Impatience fuels statements like these:

· “People die from car crashes, but we don’t stop people from driving.”

· “The flu kills tens of thousands each year, but we don’t shut down.”

· “We did not shut down for SARS, and it went away.”

Yet COVID-19 is still ravaging our country. It has rapidly become the leading cause of death in the United States. The social and economic shutdown has blunted its impact, but a sudden relaxation of restrictions throughout the country could lead to a huge resurgence that could overwhelm our health care system.

Why is this disease so different?

COVID-19 has a high rate of mortality. It is difficult to be precise, for many factors. The reported death rate globally hovers between 6 and 7 %, compared with .01% for the flu. COVID-19 is also more severe in older patients.

It is not just the death rate. SARS was much more lethal. Overall, about 15% of SARS patients overall died and more than 50% of senior patients succumbed.

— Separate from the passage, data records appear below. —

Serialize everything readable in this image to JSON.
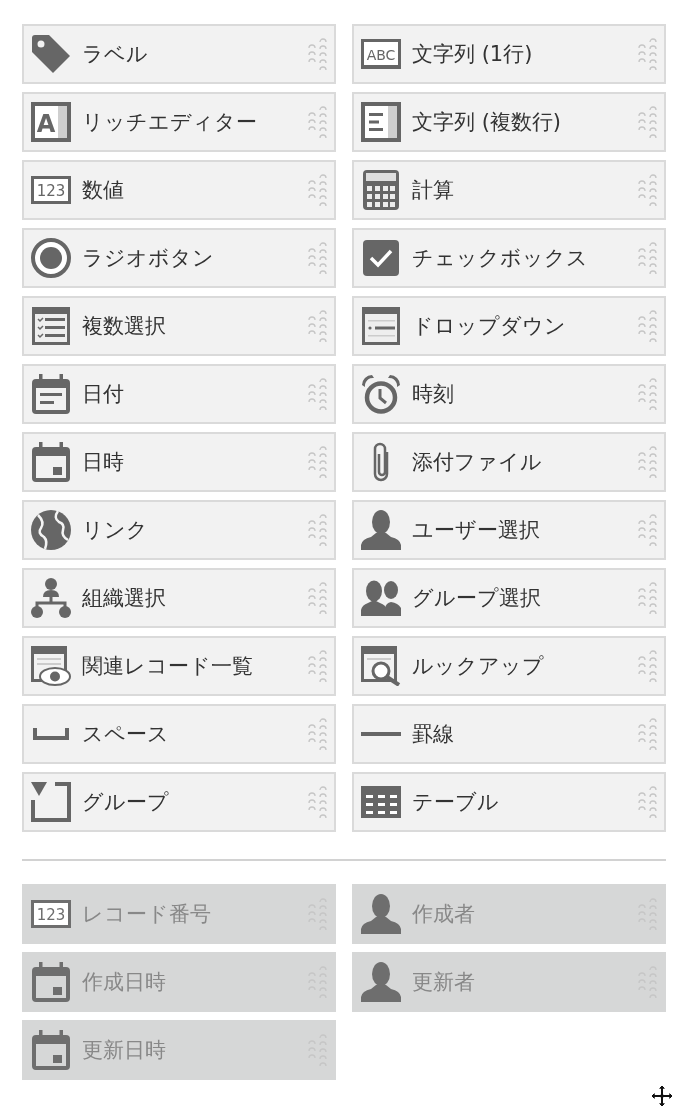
{
  "field_palette": {
    "items": [
      {
        "kind": "label",
        "label": "ラベル",
        "disabled": false
      },
      {
        "kind": "single_line_text",
        "label": "文字列 (1行)",
        "icon_text": "ABC",
        "disabled": false
      },
      {
        "kind": "rich_text",
        "label": "リッチエディター",
        "icon_text": "A",
        "disabled": false
      },
      {
        "kind": "multi_line_text",
        "label": "文字列 (複数行)",
        "disabled": false
      },
      {
        "kind": "number",
        "label": "数値",
        "icon_text": "123",
        "disabled": false
      },
      {
        "kind": "calc",
        "label": "計算",
        "disabled": false
      },
      {
        "kind": "radio",
        "label": "ラジオボタン",
        "disabled": false
      },
      {
        "kind": "checkbox",
        "label": "チェックボックス",
        "disabled": false
      },
      {
        "kind": "multi_select",
        "label": "複数選択",
        "disabled": false
      },
      {
        "kind": "dropdown",
        "label": "ドロップダウン",
        "disabled": false
      },
      {
        "kind": "date",
        "label": "日付",
        "disabled": false
      },
      {
        "kind": "time",
        "label": "時刻",
        "disabled": false
      },
      {
        "kind": "datetime",
        "label": "日時",
        "disabled": false
      },
      {
        "kind": "file",
        "label": "添付ファイル",
        "disabled": false
      },
      {
        "kind": "link",
        "label": "リンク",
        "disabled": false
      },
      {
        "kind": "user",
        "label": "ユーザー選択",
        "disabled": false
      },
      {
        "kind": "org",
        "label": "組織選択",
        "disabled": false
      },
      {
        "kind": "group_select",
        "label": "グループ選択",
        "disabled": false
      },
      {
        "kind": "related_records",
        "label": "関連レコード一覧",
        "disabled": false
      },
      {
        "kind": "lookup",
        "label": "ルックアップ",
        "disabled": false
      },
      {
        "kind": "spacer",
        "label": "スペース",
        "disabled": false
      },
      {
        "kind": "hr",
        "label": "罫線",
        "disabled": false
      },
      {
        "kind": "group",
        "label": "グループ",
        "disabled": false
      },
      {
        "kind": "table",
        "label": "テーブル",
        "disabled": false
      }
    ]
  },
  "system_fields": {
    "items": [
      {
        "kind": "number",
        "label": "レコード番号",
        "icon_text": "123",
        "disabled": true
      },
      {
        "kind": "user",
        "label": "作成者",
        "disabled": true
      },
      {
        "kind": "datetime",
        "label": "作成日時",
        "disabled": true
      },
      {
        "kind": "user",
        "label": "更新者",
        "disabled": true
      },
      {
        "kind": "datetime",
        "label": "更新日時",
        "disabled": true
      }
    ]
  }
}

World-wide, there were only 8,098 cases of SARS, resulting in 794 deaths. It was a wildfire that flamed out, precisely BECAUSE it was so deadly. The incubation period was brief. Infected people became ill quickly, before mixing in society and spreading the virus.

The virus causing COVID-19 is a stealthy and erratic killer. During its 7–10 day incubation period, people show no symptoms, but can spread the disease. At least 80% of infected people have only mild disease, and many — we don’t know the precise numbers — may not ever be sick.

While we do not know exact death rate, the top of the iceberg itself is huge. Many deaths due to COVID-19 may not be recognized as such.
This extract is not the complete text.